I'm trying to show that $\sqrt{2},\sqrt{3} \in$ F given that F is a subfield of $\mathbb{R}$ and $\sqrt{2} +\sqrt{3} \in F$.
Here is my work so far
$$\sqrt{2} +\sqrt{3} \in F$$ $$(\sqrt{2} +\sqrt{3})^2 = (5+ 2\sqrt{2}\sqrt3) \in F \Longrightarrow \sqrt{2}\sqrt3 \in F$$
After this part I'm not sure what to do. I feel like both the sum and the product of $\sqrt{2}$, $\sqrt{3}$ being in the field should imply that the individual elements are in the field but I'm not if this is correct or how to justify it. I was wondering whether someone can tell me if I'm on the right track or not and give a hint as to how the proof goes.

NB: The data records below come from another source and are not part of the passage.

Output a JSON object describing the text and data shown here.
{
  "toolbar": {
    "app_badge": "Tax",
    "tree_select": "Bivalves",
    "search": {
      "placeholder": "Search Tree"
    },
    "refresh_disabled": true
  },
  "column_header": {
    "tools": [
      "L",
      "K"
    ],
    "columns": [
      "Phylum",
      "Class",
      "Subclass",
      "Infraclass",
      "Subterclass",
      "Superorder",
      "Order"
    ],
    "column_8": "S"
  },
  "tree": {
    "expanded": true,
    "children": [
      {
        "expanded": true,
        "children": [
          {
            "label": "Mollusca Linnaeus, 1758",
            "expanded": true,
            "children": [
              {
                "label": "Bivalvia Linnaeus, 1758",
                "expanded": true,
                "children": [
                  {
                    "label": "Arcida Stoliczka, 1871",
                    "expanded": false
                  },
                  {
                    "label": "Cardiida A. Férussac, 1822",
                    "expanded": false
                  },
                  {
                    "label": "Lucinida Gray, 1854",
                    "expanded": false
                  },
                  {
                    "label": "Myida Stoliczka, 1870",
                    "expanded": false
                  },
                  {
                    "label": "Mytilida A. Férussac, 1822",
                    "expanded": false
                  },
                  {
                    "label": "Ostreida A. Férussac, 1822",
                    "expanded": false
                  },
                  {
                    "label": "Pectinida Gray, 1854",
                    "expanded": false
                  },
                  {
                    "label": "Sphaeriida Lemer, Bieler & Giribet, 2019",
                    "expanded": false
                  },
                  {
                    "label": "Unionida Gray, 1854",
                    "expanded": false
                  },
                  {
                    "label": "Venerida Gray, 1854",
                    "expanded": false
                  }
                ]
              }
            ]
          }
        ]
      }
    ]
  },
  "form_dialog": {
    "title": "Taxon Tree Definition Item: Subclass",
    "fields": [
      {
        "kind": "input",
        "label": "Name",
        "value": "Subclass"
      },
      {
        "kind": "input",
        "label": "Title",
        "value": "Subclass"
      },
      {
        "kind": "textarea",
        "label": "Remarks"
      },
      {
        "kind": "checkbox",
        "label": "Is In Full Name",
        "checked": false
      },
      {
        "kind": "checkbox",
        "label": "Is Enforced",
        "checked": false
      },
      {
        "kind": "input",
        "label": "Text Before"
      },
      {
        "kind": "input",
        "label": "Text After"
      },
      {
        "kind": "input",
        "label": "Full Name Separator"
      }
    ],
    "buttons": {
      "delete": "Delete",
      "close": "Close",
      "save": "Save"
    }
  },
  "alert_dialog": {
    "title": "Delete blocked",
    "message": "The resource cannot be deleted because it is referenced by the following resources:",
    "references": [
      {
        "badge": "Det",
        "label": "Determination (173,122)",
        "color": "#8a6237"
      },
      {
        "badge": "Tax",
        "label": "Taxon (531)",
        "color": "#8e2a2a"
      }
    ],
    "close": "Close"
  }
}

================================================================== Would this work
$$\sqrt{2}\sqrt{3}(\sqrt{2} +\sqrt{3}) = 2\sqrt{3}+3\sqrt{2} \in F$$ $$2\sqrt{3}+3\sqrt{2} -2(\sqrt{2}+\sqrt{3}) =\sqrt{2}\in F $$ Since $\sqrt{2}$ and $\sqrt{6}$ are in F then it follows that $\sqrt{3}$ is in F just by dividing by $\sqrt{2}$
Since $F$ is a field and $\sqrt{2}+\sqrt{3} \in F$, its inverse is also in $F$. That is ,
$$(\sqrt{2}+\sqrt{3})^{-1}=\frac{1}{\sqrt{2}+\sqrt{3}}.\frac{\sqrt{2}-\sqrt{3}}{\sqrt{2}-\sqrt{3}}=-1(\sqrt{2}-\sqrt{3}) \in F $$
Hence $\sqrt{2}+\sqrt{3}+(-\sqrt{2}+\sqrt{3})=2 \sqrt{3} \in F$ and so $\sqrt{3} \in F$
Similarly $\sqrt{2} \in F$